Urugwajczycy schodzili do szatni, przegrywając 0:3, ale w drugiej połowie niespodziewanie odrobili straty. Mecz zakończył się wynikiem 3:3, co promowało Senegal do fazy pucharowej z drugiego miejsca w grupie, za Danią.

Jak się okazało, 1/8 finału nie była szczytem możliwości „Lwów Terangi”, ponieważ pokonały Szwecję 2:1. Tym razem dwa trafienia odnotował Henri Camara, który wyrównał rezultat w regulaminowym czasie gry oraz zdobył złotą bramkę w dogrywce. Niestety to właśnie złota bramka wyeliminowała podopiecznych Bruna Metsu na etapie ćwierćfinału, w którym ulegli Turcji.

Mimo to mieszkańcy Senegalu potraktowali kadrę jak bohaterów, a zawodnicy tacy jak Papa Bouba Diop, Aliou Cisse czy Henri Camara na dobre zapisali się na kartach historii tamtejszego futbolu. Debiut na mundialu potoczył się dla nich w wymarzony sposób. Kiedy Diop kończył karierę, miał za sobą 63 spotkania i 11 bramek w reprezentacji.

Budowa legendy klubowej

Po niesamowitym turnieju Papa Bouba Diop reprezentował barwy Lens do 2004 roku, kiedy przeniósł się do FC Fulham. W pierwszym sezonie gry w Premier League zdobył sześć goli, imponując przy tym umiejętnościami przywódczymi i strzałami z dystansu. Dodatkowo wzbudzał respekt wśród rywali swoją fizycznością oraz twardą walką o każdą piłkę w środku pola.
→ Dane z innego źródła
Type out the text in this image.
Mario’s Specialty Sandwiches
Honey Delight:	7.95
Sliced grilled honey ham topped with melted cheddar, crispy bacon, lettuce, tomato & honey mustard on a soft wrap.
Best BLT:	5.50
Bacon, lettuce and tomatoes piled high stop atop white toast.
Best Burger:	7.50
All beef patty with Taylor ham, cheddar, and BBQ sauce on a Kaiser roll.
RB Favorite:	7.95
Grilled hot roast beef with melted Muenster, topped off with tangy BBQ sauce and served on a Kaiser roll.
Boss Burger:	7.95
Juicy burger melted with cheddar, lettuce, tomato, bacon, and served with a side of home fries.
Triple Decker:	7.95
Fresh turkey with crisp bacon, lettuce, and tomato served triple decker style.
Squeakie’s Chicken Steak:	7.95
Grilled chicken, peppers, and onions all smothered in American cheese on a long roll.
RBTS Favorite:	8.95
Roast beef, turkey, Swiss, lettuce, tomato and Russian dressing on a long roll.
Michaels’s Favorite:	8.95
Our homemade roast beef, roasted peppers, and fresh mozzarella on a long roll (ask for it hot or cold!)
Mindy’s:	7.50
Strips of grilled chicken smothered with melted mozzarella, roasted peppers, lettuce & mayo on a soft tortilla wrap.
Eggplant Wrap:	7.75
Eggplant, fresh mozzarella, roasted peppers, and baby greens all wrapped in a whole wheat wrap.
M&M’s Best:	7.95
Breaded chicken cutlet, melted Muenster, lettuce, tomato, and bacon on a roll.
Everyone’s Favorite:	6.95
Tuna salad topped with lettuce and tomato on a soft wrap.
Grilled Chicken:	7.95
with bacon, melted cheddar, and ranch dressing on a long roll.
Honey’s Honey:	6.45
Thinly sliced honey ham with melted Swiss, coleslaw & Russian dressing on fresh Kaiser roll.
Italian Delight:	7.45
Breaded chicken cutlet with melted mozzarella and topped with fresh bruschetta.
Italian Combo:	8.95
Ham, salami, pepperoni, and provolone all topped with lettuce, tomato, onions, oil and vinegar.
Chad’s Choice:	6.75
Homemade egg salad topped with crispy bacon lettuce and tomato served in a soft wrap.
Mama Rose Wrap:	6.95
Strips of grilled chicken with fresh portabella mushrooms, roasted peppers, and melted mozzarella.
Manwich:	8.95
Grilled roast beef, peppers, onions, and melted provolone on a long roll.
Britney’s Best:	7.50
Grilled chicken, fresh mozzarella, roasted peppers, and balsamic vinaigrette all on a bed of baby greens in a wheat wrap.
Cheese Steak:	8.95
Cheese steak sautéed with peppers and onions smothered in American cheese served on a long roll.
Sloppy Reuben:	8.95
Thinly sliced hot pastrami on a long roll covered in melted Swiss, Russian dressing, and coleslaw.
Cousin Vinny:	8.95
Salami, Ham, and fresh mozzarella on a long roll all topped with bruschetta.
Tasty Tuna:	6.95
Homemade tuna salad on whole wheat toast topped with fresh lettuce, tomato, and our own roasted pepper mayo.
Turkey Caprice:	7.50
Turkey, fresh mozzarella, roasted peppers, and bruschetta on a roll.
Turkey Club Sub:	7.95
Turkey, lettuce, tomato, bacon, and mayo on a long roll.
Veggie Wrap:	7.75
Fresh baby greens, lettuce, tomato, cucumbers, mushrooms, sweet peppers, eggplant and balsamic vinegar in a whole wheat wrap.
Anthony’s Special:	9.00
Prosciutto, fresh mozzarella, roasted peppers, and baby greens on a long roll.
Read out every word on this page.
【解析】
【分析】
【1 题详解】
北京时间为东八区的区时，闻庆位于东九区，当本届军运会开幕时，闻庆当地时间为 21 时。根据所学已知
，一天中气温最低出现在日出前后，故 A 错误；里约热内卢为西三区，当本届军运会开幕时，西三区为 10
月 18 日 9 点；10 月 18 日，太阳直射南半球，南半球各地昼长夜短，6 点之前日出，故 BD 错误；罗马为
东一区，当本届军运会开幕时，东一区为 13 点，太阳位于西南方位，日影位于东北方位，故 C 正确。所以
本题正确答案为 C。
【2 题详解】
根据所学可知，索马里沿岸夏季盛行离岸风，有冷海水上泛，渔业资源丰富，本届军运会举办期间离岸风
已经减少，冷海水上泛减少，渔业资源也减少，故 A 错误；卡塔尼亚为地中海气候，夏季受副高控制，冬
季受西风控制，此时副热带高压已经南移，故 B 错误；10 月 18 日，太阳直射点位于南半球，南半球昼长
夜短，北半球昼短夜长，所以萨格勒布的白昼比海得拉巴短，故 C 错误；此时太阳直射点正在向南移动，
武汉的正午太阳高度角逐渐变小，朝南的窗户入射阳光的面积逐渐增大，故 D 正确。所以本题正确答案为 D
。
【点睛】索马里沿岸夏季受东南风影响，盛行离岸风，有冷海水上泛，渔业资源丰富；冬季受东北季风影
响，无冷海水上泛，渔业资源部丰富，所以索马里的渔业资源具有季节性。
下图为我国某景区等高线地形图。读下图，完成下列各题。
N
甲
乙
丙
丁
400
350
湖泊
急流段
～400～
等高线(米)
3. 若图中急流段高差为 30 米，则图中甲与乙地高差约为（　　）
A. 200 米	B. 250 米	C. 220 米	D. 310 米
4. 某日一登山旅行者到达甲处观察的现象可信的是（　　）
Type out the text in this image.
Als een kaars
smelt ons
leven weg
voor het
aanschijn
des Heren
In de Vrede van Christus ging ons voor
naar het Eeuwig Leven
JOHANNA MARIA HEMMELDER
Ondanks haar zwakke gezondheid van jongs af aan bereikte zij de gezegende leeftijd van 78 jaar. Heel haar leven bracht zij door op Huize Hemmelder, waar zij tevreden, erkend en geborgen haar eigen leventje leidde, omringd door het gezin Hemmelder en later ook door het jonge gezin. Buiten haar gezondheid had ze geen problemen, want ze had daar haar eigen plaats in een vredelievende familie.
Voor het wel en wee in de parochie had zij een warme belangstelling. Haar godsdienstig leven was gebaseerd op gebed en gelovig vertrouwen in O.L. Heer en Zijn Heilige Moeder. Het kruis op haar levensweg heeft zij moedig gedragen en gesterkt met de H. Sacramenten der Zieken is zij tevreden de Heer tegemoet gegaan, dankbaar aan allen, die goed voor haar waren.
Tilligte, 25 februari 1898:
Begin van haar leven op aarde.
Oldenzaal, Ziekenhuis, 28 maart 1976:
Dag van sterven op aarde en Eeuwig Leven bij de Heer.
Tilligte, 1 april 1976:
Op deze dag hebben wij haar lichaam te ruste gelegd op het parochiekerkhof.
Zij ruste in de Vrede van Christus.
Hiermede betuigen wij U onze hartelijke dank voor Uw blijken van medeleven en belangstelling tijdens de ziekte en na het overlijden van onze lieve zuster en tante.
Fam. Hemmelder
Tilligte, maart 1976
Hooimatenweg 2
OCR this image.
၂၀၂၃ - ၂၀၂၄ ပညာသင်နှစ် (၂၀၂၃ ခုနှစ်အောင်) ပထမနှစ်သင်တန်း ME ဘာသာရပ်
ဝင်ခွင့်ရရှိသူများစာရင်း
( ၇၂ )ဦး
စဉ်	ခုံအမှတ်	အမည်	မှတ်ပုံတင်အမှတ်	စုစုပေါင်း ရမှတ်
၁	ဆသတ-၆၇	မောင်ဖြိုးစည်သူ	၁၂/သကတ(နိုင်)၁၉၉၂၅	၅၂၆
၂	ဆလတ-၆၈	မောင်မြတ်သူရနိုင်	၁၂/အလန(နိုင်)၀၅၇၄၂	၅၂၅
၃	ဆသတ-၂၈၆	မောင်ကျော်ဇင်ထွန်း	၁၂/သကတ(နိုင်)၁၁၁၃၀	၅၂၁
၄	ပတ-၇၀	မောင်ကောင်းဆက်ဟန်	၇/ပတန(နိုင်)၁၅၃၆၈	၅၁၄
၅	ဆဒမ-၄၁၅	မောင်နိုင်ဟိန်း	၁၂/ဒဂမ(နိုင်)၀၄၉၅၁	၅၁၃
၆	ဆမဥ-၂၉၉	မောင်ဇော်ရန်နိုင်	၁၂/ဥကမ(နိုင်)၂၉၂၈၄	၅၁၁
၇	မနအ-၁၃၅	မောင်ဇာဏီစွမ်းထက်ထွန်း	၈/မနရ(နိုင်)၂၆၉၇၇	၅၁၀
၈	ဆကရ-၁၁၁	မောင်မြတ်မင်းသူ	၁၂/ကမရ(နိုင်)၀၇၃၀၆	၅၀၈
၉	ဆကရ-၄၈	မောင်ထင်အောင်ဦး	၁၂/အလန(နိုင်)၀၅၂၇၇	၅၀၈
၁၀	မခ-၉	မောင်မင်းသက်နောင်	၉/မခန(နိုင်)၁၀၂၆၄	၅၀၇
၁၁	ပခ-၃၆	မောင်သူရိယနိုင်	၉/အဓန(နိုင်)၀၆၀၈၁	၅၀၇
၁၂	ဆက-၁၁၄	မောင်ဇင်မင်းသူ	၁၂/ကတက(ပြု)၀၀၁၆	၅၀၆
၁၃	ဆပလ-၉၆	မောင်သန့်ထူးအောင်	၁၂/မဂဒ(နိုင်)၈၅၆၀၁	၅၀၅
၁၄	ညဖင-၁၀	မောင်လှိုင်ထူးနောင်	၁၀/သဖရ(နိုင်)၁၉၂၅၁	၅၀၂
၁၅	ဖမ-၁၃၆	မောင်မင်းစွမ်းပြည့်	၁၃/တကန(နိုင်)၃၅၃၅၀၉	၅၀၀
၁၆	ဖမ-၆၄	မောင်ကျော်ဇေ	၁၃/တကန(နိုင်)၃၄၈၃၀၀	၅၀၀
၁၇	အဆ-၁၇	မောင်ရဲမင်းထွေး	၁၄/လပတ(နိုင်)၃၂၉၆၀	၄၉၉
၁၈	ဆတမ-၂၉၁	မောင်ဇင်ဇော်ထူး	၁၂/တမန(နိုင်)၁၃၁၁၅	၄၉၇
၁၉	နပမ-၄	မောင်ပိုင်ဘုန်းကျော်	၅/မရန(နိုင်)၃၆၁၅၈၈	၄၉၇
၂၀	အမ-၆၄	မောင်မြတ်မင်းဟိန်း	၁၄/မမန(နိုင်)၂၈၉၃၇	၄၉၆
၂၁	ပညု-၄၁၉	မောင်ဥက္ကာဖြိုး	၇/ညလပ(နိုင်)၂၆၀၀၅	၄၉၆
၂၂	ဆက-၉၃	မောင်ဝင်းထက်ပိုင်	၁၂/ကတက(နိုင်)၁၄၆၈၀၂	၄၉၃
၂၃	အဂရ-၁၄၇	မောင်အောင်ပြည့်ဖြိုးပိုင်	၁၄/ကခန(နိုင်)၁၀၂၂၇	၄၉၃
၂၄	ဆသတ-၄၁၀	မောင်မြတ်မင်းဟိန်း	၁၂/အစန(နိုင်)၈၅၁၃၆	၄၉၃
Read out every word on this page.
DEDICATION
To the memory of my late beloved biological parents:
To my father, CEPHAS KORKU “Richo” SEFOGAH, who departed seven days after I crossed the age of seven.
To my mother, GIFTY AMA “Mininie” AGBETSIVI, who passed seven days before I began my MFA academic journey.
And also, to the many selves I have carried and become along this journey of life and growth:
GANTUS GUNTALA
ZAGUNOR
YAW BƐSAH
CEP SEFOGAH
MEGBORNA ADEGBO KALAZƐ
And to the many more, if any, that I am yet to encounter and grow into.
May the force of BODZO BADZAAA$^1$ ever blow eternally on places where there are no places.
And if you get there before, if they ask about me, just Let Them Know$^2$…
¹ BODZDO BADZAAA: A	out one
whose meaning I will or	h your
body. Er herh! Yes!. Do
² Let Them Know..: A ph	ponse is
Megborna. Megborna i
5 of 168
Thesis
Nie trzeba było długo czekać, aż dorobił się pseudonimu „The Wardrobe” (ang. szafa), nadanego przez żarliwych kibiców Fulham. Ostatecznie nie osiągnął znaczących sukcesów z klubem z Londynu, chociaż rozegrał tam najwięcej spotkań w karierze i został ulubieńcem publiczności.

W sezonie 2007/2008 Diop zasilił szeregi Portsmouth, w którym znów stał się liderem, podobnie jak pięć lat wcześniej na mistrzostwach świata. Może i nie zachwycał spektakularnymi bramkami, tak jak na przestrzeni trzech lat w Fulham, ale jego praca przy rozegraniu oraz w obronie była niezbędna do zdobycia trofeum. Z „The Wardrobe” w składzie Portsmouth sięgnęło po pierwszy Puchar Anglii w historii klubu.

Papa Bouba Diop zostawił za sobą siedem pamiętnych lat występów w lidze angielskiej, kiedy dołączył do AEK Ateny w 2010 roku. Efektem transferu było kolejne trofeum w gablocie greckiej drużyny. Senegalczyk rozegrał tylko jeden sezon w Atenach, co wystarczyło, aby przyczynić się do wygrania Pucharu Grecji.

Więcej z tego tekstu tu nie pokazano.